Saturday, September 19, 2009

Reentry Program

This reentry effort in North Carolina, directed from the Governor’s office, looks like a real good effort to bring everyone to the table, and if the faith-based folks can convince everyone else that true rehabilitation of habitual criminals takes a true internal conversion—often based on a specific faith focus—then there might be some good results in the future.

If not, it will be another in the long list of such high-profile organized collaborations that fall by the wayside as attention drifts to other priorities, the danger and difficulty of working with criminals sinks in, and the core leadership of the effort implodes.

Because of this tendency, the Lampstand model is based on one transformed criminal leader and one program small enough to be adequately managed efficiently by him, and small enough in client base (70 annually) to allow the type of individual attention crucial to effective reentry work.

That being said, we wish this effort in North Carolina all the best.

An excerpt from the news release.

“Gov. Bev Perdue today named 34 members to the StreetSafe Task Force. Attorney General Roy Cooper and Department of Correction Secretary Alvin Keller will serve as co-chairs. Secretaries Linda Hayes and Lanier Cansler also will serve on the task force.

"StreetSafe will bring together faith-based organizations, non-profits, local and state government agencies, business leaders and members of the community to develop a plan to combat recidivism and reintegrate offenders safely into the community.

“By uniting the efforts of government, business and civic organizations, this task force will work to stop ex-offenders from committing new crimes,” Perdue said. “StreetSafe will give ex-offenders the support they need to successfully reenter society, which will make North Carolina safer for everyone.”

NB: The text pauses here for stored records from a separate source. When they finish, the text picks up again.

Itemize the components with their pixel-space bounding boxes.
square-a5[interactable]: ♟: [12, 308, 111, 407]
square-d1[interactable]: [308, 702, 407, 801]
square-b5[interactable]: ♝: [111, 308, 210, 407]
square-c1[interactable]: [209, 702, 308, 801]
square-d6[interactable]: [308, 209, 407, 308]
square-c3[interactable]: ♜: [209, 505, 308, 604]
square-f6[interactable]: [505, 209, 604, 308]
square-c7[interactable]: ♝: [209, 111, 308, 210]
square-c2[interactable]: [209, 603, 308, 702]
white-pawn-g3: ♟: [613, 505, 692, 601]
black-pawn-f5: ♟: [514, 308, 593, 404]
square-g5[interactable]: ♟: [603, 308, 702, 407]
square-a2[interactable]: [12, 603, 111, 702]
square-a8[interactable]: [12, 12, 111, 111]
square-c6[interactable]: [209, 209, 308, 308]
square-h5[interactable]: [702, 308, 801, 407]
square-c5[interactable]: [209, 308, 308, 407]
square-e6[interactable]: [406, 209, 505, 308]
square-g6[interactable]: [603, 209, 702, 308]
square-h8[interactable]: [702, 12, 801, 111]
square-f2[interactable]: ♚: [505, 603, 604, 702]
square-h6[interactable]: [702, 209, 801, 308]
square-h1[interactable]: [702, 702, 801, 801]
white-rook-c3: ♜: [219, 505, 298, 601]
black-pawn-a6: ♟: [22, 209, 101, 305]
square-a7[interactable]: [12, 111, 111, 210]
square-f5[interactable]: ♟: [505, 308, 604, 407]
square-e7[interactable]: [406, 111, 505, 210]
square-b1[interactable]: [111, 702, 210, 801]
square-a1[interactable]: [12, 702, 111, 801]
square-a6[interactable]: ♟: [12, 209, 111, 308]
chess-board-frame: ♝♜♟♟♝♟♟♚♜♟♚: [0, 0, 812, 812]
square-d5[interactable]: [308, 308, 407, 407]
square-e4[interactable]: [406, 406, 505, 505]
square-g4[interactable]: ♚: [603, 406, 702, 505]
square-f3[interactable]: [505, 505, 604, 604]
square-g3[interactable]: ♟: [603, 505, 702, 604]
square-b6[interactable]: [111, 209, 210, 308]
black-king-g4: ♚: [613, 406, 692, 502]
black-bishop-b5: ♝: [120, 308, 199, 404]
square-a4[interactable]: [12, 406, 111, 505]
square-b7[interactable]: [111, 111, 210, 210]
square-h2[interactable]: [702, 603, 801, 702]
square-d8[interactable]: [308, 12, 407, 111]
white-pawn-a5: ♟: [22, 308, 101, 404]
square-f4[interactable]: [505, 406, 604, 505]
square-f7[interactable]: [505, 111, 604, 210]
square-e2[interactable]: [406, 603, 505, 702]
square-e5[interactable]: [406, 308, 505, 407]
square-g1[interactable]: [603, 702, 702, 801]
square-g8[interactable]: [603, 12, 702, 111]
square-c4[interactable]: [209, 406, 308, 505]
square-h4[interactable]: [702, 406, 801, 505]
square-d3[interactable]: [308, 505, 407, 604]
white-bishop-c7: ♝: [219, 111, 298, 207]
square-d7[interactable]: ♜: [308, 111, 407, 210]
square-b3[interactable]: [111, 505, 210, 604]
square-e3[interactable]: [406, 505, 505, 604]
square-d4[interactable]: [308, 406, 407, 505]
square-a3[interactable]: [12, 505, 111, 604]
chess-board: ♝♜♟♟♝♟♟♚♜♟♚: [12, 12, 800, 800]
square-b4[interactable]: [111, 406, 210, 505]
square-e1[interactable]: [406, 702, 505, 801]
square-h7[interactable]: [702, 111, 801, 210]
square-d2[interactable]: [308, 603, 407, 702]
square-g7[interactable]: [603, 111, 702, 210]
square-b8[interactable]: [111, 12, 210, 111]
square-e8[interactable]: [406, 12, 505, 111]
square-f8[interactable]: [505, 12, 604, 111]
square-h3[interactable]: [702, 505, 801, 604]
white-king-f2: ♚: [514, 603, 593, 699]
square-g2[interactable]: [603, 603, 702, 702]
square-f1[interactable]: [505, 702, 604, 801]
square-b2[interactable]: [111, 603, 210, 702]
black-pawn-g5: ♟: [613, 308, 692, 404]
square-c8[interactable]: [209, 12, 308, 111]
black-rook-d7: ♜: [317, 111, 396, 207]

“Law enforcement officers too often see criminals they’ve arrested and convicted go right back to their old ways as soon as they get out of prison,” Cooper said. “Stopping criminals from repeating their crimes will make all of us safer.”

“With more than 28,000 offenders being released from our prisons each year, we need to do everything possible to help those people succeed and to keep them from coming back,” said Secretary Keller. “StreetSafe will be a key part of that effort.”

“In May, Governor Perdue signed Executive Order No. 12 creating the StreetSafe Task Force. The governor made the announcement at Step Up Ministries, a program that works with ex-offenders.”